Probing immune sex differences through transcriptomics and epigenetics
With sex differences widely documented to play a significant role in the immune response, we are looking to further investigate the poorly understood impact of sex differences on the developing immune system through a close collaboration with Alex Shalek at MIT, being the first group to bring their portable low cost single-cell RNA-seq Seq-well platform to the UK. This work, led by Nicholas Lim, looks to analyse single-cell transcriptomic profiles of cord blood mononuclear cells from HIV-unexposed and HIV-exposed sex-discordant twins to elucidate the contribution of biological sex to the neonatal immune response in the presence of HIV at an unprecedented resolution.

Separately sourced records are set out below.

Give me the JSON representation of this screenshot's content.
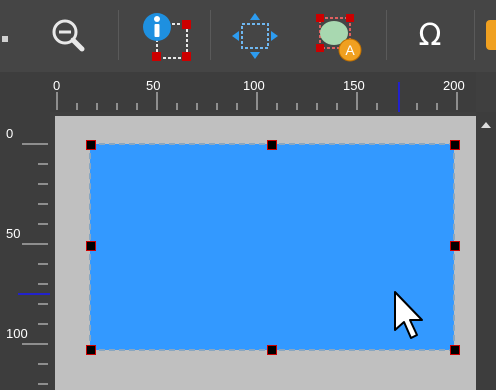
{
  "toolbar": {
    "buttons": [
      {
        "name": "zoom-out",
        "icon": "zoom-out-icon"
      },
      {
        "name": "object-info",
        "icon": "info-selection-icon"
      },
      {
        "name": "move-selection",
        "icon": "move-arrows-icon"
      },
      {
        "name": "auto-fit",
        "icon": "auto-shape-icon",
        "badge": "A"
      },
      {
        "name": "insert-symbol",
        "icon": "omega-icon",
        "label": "Ω"
      },
      {
        "name": "overflow",
        "icon": "orange-button-icon"
      }
    ]
  },
  "ruler_top": {
    "labels": [
      "0",
      "50",
      "100",
      "150",
      "200"
    ]
  },
  "ruler_left": {
    "labels": [
      "0",
      "50",
      "100"
    ]
  },
  "colors": {
    "toolbar_bg": "#454545",
    "ruler_bg": "#3d3d3d",
    "canvas_bg": "#c0c0c0",
    "shape_fill": "#3399ff",
    "handle": "#000000",
    "handle_border": "#cc0000",
    "guide": "#2222cc"
  }
}
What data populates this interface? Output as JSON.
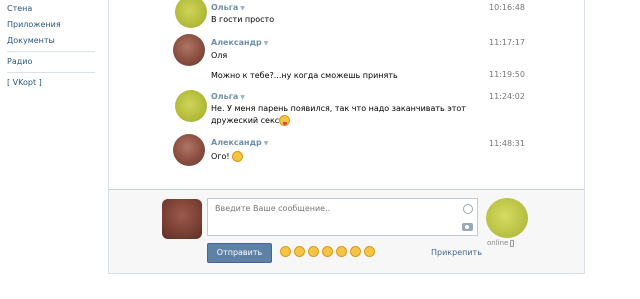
{
  "sidebar": {
    "items": [
      {
        "label": "Стена"
      },
      {
        "label": "Приложения"
      },
      {
        "label": "Документы"
      },
      {
        "label": "Радио"
      },
      {
        "label": "[ VKopt ]"
      }
    ]
  },
  "messages": [
    {
      "author": "Ольга",
      "text": "В гости просто",
      "time": "10:16:48"
    },
    {
      "author": "Александр",
      "text": "Оля",
      "time": "11:17:17"
    },
    {
      "author": "",
      "text": "Можно к тебе?...ну когда сможешь принять",
      "time": "11:19:50"
    },
    {
      "author": "Ольга",
      "text": "Не. У меня парень появился, так что надо заканчивать этот",
      "text2": "дружеский секс",
      "time": "11:24:02"
    },
    {
      "author": "Александр",
      "text": "Ого!",
      "time": "11:48:31"
    }
  ],
  "compose": {
    "placeholder": "Введите Ваше сообщение..",
    "send_label": "Отправить",
    "attach_label": "Прикрепить",
    "status": "online"
  },
  "icons": {
    "author_menu": "triangle-down-icon",
    "smile": "smile-icon",
    "camera": "camera-icon",
    "phone": "mobile-phone-icon"
  },
  "colors": {
    "link": "#2b587a",
    "author": "#6f8fa8",
    "button": "#5e81a8",
    "compose_bg": "#f7f7f7"
  }
}
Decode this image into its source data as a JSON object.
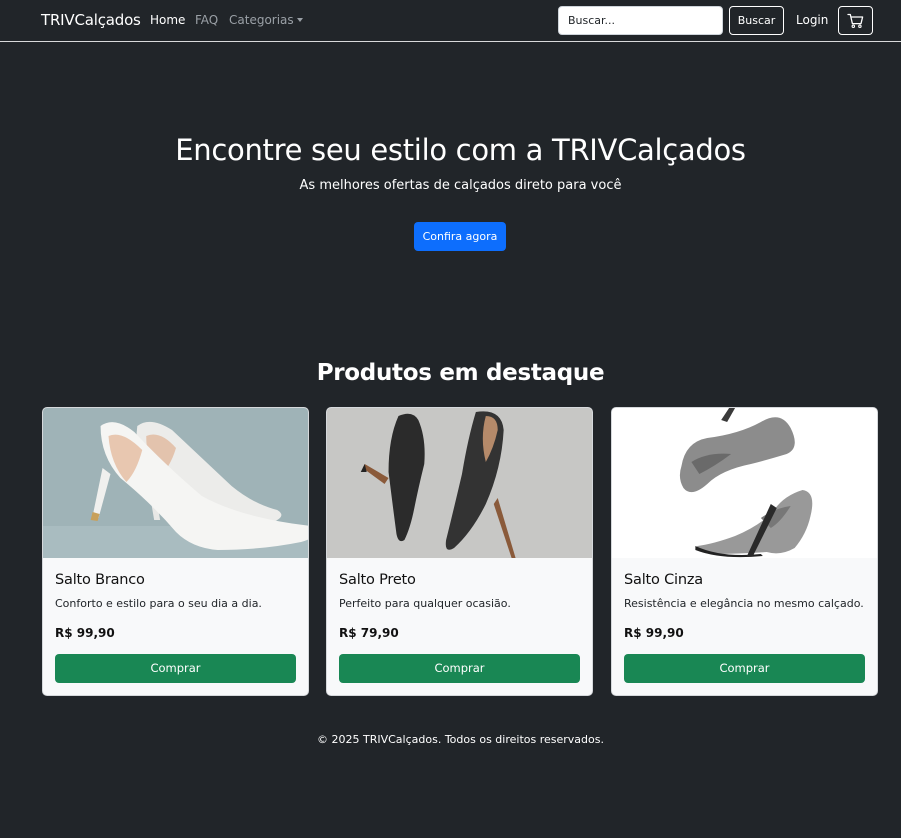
{
  "navbar": {
    "brand": "TRIVCalçados",
    "links": [
      {
        "label": "Home"
      },
      {
        "label": "FAQ"
      },
      {
        "label": "Categorias"
      }
    ],
    "search": {
      "placeholder": "Buscar...",
      "button_label": "Buscar"
    },
    "login_label": "Login",
    "cart_icon": "cart-icon"
  },
  "hero": {
    "title": "Encontre seu estilo com a TRIVCalçados",
    "subtitle": "As melhores ofertas de calçados direto para você",
    "cta_label": "Confira agora"
  },
  "products": {
    "section_title": "Produtos em destaque",
    "items": [
      {
        "name": "Salto Branco",
        "description": "Conforto e estilo para o seu dia a dia.",
        "price": "R$ 99,90",
        "button_label": "Comprar"
      },
      {
        "name": "Salto Preto",
        "description": "Perfeito para qualquer ocasião.",
        "price": "R$ 79,90",
        "button_label": "Comprar"
      },
      {
        "name": "Salto Cinza",
        "description": "Resistência e elegância no mesmo calçado.",
        "price": "R$ 99,90",
        "button_label": "Comprar"
      }
    ]
  },
  "footer": {
    "text": "© 2025 TRIVCalçados. Todos os direitos reservados."
  },
  "colors": {
    "background": "#212529",
    "primary": "#0d6efd",
    "success": "#198754",
    "card_background": "#f8f9fa"
  }
}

To explore the impact of epigenetics on differential immune gene expression we are collaborating with Veron Ramsuran at the University of KwaZulu-Natal to compare the methylation patterns of immune genes in mononuclear cord blood cells from sex-discordant twins, Previous studies have shown that males have five-fold more methylated autosomal CpG sites than females, the majority of which are acquired in-utero and maintained long-term. We are currently exploring the role of androgens in mediating these striking epigenetic differences. The main sex hormone difference between male and female foetuses is greater androgen synthesis in males, and previous studies suggest that androgens are likely to contribute to the substantial sex differences observed in autosomal DNA methylation in early life.